When a ClickHouse instance is abnormal, the ReplicatedMergeTree engine table is repeatedly created in the cluster, and then deleted. The creation and deletion of the ReplicatedMergeTree engine table causes data error in ZooKeeper, which causes a start failure of ClickHouse.

Solution

  1. Back up all data tables in the database of the faulty node to another directory.

    • Back up table data:

      cd /srv/BigData/data1/clickhouse/data/Database name

      mv Table name Directory to be backed up/data1

      If there are multiple disks, back up data of data1 to dataN.

    • Back up metadata information:

      cd /srv/BigData/data1/clickhouse_path/metadata

      mv Table name.sql Directory to be backed up

    For example, to back up the lineorder table in the default database to the /home/backup directory, run the following command.

    cd /srv/BigData/data1/clickhouse/data/default

    mv lineorder /home/backup/data1

    cd /srv/BigData/data1/clickhouse_path/metadata

    mv lineorder.sql /home/backup

  2. Log in to MRS Manager, choose Cluster > Services > ClickHouse > Instance, select the target instance node, and click Start Instance.
  3. After the instance is started, use the ClickHouse client to log in to the faulty node.

    clickhouse client --host Clickhouse instance IP address --user User name --password Password

  4. Run the following command to obtain the ZooKeeper path zookeeper_path of the current table and replica_num of the corresponding node.

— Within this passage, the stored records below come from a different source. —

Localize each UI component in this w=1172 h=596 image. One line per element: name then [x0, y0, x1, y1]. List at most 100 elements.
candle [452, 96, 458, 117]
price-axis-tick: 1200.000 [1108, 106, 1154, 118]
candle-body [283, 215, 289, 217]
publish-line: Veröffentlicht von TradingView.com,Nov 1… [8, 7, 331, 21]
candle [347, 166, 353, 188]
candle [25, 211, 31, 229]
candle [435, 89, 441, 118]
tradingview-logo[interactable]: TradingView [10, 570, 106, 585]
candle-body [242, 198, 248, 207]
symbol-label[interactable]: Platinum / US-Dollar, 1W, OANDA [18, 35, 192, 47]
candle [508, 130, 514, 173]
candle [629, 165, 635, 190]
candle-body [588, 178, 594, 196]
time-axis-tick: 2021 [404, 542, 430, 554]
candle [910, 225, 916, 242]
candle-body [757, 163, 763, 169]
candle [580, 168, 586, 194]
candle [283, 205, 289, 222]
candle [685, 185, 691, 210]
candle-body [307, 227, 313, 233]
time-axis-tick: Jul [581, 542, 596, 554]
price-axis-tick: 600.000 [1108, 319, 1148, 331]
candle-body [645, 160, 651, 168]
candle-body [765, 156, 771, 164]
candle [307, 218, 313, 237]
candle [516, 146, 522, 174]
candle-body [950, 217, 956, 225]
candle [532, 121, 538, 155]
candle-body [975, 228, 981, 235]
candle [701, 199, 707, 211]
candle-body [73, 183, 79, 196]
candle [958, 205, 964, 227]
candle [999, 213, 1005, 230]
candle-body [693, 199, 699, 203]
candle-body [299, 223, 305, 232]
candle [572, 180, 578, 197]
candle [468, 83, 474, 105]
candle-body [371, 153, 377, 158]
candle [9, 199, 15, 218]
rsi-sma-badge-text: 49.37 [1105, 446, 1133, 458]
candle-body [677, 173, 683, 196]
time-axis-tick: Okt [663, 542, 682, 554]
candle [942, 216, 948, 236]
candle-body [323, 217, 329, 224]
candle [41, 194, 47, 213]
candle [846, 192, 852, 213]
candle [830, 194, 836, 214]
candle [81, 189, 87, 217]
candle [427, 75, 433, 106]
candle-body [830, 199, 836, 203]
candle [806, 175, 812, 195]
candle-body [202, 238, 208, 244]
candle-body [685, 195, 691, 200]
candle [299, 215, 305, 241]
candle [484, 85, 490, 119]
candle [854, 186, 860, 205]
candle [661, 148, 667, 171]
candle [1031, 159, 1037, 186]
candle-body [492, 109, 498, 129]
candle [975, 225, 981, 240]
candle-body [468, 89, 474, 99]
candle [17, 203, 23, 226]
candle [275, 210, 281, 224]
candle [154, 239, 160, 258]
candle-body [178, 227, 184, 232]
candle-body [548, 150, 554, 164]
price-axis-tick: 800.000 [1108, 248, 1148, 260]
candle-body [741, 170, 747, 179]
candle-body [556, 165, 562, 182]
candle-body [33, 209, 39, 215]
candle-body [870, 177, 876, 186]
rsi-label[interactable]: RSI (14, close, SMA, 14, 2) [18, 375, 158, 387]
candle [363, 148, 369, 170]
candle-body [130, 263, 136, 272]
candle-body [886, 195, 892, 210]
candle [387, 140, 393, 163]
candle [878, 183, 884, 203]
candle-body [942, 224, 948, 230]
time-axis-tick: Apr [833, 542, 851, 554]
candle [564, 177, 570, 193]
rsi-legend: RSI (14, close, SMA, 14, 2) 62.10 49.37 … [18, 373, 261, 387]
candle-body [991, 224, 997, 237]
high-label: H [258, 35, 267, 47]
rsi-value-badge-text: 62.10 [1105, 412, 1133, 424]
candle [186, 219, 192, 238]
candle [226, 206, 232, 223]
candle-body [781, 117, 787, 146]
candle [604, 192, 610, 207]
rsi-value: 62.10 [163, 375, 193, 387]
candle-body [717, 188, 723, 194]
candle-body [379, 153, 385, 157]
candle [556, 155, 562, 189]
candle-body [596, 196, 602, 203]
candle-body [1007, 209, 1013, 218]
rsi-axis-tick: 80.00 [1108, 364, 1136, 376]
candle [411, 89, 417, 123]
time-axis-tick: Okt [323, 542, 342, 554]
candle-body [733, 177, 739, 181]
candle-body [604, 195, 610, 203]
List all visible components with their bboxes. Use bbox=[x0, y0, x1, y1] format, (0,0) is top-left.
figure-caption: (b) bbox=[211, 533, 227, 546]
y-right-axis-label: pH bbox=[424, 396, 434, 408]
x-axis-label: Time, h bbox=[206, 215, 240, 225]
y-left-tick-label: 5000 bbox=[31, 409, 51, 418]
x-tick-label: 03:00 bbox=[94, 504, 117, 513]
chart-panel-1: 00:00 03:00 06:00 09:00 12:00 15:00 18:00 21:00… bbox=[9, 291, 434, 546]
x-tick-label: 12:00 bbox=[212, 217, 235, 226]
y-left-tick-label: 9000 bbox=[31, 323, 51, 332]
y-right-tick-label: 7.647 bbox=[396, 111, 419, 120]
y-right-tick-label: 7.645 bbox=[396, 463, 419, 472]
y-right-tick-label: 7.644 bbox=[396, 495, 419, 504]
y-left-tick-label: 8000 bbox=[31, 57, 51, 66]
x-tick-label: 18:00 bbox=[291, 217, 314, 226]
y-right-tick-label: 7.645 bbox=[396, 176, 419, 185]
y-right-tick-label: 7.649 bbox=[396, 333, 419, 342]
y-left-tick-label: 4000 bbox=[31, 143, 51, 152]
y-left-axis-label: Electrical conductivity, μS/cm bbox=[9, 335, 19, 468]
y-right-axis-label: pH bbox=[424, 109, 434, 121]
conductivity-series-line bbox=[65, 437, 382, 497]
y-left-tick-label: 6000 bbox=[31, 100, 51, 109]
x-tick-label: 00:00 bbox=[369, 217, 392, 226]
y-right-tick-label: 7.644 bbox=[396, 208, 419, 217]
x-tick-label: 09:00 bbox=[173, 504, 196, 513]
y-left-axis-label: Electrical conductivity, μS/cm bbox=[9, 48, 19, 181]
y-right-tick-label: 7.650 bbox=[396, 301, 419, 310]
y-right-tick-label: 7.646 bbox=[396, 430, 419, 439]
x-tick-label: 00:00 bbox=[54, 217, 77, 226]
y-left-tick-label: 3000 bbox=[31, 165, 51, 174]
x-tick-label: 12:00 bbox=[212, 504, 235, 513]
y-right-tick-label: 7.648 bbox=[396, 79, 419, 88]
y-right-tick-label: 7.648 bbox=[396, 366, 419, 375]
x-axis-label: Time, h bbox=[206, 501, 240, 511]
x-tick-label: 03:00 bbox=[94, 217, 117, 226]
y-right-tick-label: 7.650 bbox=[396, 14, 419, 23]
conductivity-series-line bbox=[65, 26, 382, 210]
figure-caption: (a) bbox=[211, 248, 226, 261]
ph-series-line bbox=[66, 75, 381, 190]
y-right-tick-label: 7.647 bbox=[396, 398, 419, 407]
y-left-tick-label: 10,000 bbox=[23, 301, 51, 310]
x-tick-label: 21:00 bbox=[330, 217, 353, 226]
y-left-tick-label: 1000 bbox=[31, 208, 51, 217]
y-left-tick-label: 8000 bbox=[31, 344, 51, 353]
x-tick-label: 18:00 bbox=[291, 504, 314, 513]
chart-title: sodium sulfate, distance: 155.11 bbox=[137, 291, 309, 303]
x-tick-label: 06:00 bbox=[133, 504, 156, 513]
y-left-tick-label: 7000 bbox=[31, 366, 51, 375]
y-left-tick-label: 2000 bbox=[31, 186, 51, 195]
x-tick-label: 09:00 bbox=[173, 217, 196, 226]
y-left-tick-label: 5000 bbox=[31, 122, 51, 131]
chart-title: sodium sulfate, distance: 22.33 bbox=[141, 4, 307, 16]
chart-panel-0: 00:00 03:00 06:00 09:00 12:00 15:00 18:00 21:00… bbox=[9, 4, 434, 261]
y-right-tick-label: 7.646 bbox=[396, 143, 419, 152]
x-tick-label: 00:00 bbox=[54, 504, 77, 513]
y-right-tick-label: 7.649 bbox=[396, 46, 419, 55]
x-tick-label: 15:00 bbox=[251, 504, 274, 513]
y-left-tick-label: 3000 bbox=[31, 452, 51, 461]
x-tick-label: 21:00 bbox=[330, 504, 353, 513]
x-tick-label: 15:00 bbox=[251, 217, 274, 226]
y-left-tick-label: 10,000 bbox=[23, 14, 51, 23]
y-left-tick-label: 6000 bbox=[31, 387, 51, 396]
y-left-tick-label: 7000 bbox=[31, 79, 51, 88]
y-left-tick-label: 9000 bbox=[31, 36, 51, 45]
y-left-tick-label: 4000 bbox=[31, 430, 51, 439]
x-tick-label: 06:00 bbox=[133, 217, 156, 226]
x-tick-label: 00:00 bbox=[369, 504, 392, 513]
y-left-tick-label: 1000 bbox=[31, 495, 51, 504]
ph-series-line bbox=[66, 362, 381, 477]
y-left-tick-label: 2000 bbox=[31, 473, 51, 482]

    SELECT zookeeper_path FROM system.replicas WHERE database = 'Database name' AND table = 'Table name';

    SELECT replica_num,host_name FROM system.clusters;

  5. Run the following command to access the ZooKeeper command line interface:

    zkCli.sh -server IP address of the ZooKeeper node:2181

  6. Locate the ZooKeeper path corresponding to the table data of the faulty node.

    ls zookeeper_path/replicas/replica_num

    zookeeper_path indicates the value of zookeeper_path obtained in 4.

    replica_num indicates the value of replica_num corresponding to the host in 4.

  7. Run the following command to delete the replica data from ZooKeeper:

    deleteall zookeeper_path/replicas/replica_num

  8. Use the ClickHouse client to log in to the node and create the ReplicatedMergeTree engine table of the cluster.

    clickhouse client --host Clickhouse instance IP address --multiline --user Username --password Password

    CREATE TABLE Database name.Table name ON CLUSTER Cluster name

    ...

    ENGINE = ReplicatedMergeTree ...

    The following error message is displayed on other replica nodes, which is normal and can be ignored.

    Received exception from server (version 20.8.7):
    Code: 57. DB::Exception: Received from x.x.x.x:9000. DB::Exception:
    There was an error on [x.x.x.x:9000]: Code: 57, e.displayText() =
    DB::Exception: Table DEFAULT.lineorder already exists. (version 20.8.11.17
    (official build)).

    After the table is successfully created, the table data on the faulty node will be automatically synchronized. The data restoration is complete.